Au cœur des collines du Blanzacais, dans une ancienne commanderie de Templiers nommée « du Dognon », se trouve une chapelle construite au milieu du XII° siècle.
Elle a été restaurée au début du XX° siècle, trois des quatre murs étant encore recouverts de peintures représentant les combats des Croisés ou de personnages mythiques comme Geoffroy Martel,
frère de Guillaume Taillefer.
La présence d'un puits jamais à sec a permis aux Templiers de faire bâtir une commanderie et de s'installer sur le chemin du pèlerinage de Saint-Jacques-de-Compostelle.
Sur la commune de Cressac-Saint-Genis, sur le lieu-dit Saint-Genis, s'élève la chapelle des Templiers du Dognon. Érigé dans une région vallonnée, l'édifice se
dresse aujourd'hui seul, sur une éminence dont il est évident qu'elle a été choisie en fonction de son intérêt stratégique. Sorte de butte naturelle, dominant la vallée du Né, vulnérable
seulement du côté Sud, le site pouvait être facilement fortifié et défendu, et donnait en outre à ceux qui l'occupaient la possibilité de surveiller, jusqu'à des distances de plusieurs
kilomètres, routes et chemins avoisinants.
Comme cela se vérifie souvent, en Saintonge et ailleurs, la chapelle est le seul bâtiment de la commanderie qui soit parvenu jusqu'à nous. De plan rectangulaire, elle comporte
des murs épais (1,20 m) épaulés par des contreforts peu saillants.

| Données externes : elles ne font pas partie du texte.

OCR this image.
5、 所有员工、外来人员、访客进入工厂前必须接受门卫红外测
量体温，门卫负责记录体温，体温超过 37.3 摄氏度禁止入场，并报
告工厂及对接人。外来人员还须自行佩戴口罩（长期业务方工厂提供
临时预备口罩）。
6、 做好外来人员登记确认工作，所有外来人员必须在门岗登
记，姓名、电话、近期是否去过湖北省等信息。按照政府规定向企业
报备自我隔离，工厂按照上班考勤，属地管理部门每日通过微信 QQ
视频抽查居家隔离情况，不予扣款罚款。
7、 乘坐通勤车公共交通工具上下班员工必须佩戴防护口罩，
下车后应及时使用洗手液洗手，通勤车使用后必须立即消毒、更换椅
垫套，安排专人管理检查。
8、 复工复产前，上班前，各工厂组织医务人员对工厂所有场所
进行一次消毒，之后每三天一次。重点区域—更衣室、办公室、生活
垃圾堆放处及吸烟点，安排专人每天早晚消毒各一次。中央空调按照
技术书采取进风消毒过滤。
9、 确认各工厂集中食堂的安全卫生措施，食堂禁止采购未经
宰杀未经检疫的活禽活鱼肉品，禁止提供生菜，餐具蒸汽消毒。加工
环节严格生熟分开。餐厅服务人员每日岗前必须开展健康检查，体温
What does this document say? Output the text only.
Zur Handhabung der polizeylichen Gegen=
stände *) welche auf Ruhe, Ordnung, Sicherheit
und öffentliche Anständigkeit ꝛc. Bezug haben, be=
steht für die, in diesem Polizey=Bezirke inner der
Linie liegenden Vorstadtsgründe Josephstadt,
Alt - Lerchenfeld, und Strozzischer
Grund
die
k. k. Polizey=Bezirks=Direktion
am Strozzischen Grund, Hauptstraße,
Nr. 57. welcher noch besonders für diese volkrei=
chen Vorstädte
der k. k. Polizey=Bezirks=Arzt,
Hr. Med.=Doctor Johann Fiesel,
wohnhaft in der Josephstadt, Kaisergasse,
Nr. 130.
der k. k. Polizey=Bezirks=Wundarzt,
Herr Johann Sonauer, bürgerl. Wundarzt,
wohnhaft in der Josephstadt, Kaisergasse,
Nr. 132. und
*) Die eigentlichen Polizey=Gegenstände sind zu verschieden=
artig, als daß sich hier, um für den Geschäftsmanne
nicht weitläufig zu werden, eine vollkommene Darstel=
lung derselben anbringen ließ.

Il semble que la construction de l'édifice puisse être datée des années 1150-1160.
L'édifice rectangulaire mesure seize mètres soixante de longueur sur huit mètres soixante environ de largeur. Il est couvert d'une voûte en berceau s'appuyant sur des cordons chanfreinés. Des
arcs disposés sur pilastres, au revers de la façade et contre le mur droit du chœur, l'épaulent. Suivant une règle généralement observée, leurs sommiers reposent sur des chapiteaux nus, établis à
hauteur des cordons. Le chœur faisant suite, sans interruption, à la nef, reçoit un vif éclairage par un triplet et par une rose quadrilobée qui le surmonte. En dehors des moulures agrémentant le
triplet et la fenêtre, ébrasée, percée au mur de la façade, aucune autre décoration n'apparaît dans la chapelle.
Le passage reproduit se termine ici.